Question

How many grams of dry NH4Cl need to be added to 1.70 L of a 0.700 M solution of ammonia, NH3 , to prepare a buffer solution that has a pH of 8.83? Kb for ammonia is 1.8×10−5 .

Answer 1

NH4 is the conjugate base for NH3. You will need to calculate pKa for NH4. Then you can use the Henderson Hasselbalch equation to find the concentration ration [base]/[acid]. Once you know the ratio, you can determine the required molar concentration of the salt and then calculate the mass of the salt.

Calculate pKa for NH4

Kb is 1.8x10^-5, where Ka*Kb=Kw
Ka = 1.0x10^-14/(1.8x10^-5)
Ka = 5.5x10^-10
pka = -ln(Ka)
pka = 9.26

Calculate the ration of base to acid using the HH equation and rearrange to have [base]/[acid] by its self.

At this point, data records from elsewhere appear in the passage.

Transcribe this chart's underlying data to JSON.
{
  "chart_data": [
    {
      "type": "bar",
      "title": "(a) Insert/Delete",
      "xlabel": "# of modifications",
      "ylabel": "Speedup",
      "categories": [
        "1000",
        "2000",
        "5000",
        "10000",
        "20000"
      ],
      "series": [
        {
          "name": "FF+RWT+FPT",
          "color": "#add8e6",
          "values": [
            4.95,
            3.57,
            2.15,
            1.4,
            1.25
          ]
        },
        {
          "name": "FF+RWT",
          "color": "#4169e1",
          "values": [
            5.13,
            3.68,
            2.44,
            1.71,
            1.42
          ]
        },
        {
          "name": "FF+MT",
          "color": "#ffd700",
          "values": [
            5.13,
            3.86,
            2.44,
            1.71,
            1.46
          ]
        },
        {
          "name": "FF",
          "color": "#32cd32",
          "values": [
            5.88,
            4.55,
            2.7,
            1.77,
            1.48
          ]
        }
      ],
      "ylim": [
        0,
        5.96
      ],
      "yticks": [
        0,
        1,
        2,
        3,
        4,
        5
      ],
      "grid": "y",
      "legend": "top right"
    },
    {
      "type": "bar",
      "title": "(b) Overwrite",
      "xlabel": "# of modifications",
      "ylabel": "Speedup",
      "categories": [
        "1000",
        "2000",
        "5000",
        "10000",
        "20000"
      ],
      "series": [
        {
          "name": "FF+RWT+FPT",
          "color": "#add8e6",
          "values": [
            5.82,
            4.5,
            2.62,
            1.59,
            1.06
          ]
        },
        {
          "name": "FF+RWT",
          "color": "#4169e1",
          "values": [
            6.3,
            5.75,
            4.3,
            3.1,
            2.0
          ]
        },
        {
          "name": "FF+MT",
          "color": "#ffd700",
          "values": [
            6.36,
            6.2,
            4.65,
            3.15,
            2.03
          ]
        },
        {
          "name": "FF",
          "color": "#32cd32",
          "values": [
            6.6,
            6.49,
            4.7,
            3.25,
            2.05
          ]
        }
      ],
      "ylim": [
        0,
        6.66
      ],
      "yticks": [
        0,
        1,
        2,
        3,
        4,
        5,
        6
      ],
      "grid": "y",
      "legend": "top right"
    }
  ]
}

8.83=9.26 + log[base]/[acid]
[base]/[acid]= 0.37

Since the pH of the buffer is less than pKa that means the buffer should contain more acid than base. The ratio of base to acid is less than 1, which is in agreement with that expectation.

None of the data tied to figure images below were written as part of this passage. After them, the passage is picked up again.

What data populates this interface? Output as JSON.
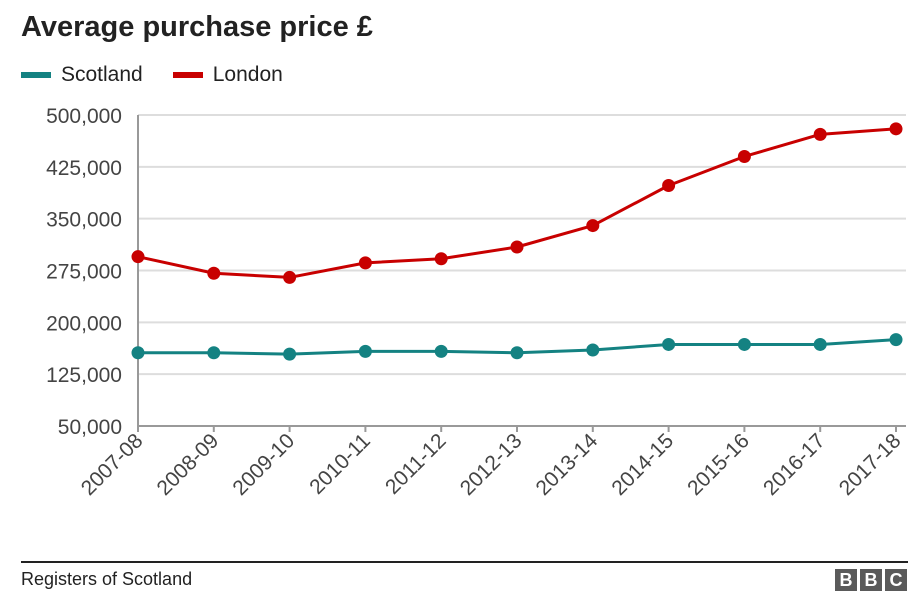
{
  "chart_data": {
    "type": "line",
    "title": "Average purchase price £",
    "categories": [
      "2007-08",
      "2008-09",
      "2009-10",
      "2010-11",
      "2011-12",
      "2012-13",
      "2013-14",
      "2014-15",
      "2015-16",
      "2016-17",
      "2017-18"
    ],
    "series": [
      {
        "name": "Scotland",
        "color": "#148282",
        "values": [
          156000,
          156000,
          154000,
          158000,
          158000,
          156000,
          160000,
          168000,
          168000,
          168000,
          175000
        ]
      },
      {
        "name": "London",
        "color": "#c80000",
        "values": [
          295000,
          271000,
          265000,
          286000,
          292000,
          309000,
          340000,
          398000,
          440000,
          472000,
          480000
        ]
      }
    ],
    "yticks": [
      "500,000",
      "425,000",
      "350,000",
      "275,000",
      "200,000",
      "125,000",
      "50,000"
    ],
    "ytick_values": [
      500000,
      425000,
      350000,
      275000,
      200000,
      125000,
      50000
    ],
    "ylim": [
      50000,
      500000
    ],
    "grid": true,
    "legend_position": "top-left"
  },
  "footer": {
    "source": "Registers of Scotland",
    "logo_letters": [
      "B",
      "B",
      "C"
    ]
  }
}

so now calculate the concentration of NH4

[NH3]/[NH4] =0.37
Concentration of NH3 is 0.700M

[NH4]=0.700/0.37
= 1.89 M

Now that you know the CONCENTRATION and have VOLUME, you now solve for moles (re: C= n/V)

moles = 3.21mols

and using molar mass of 53.5g/mol...

mass = 171.735 grams of NH4Cl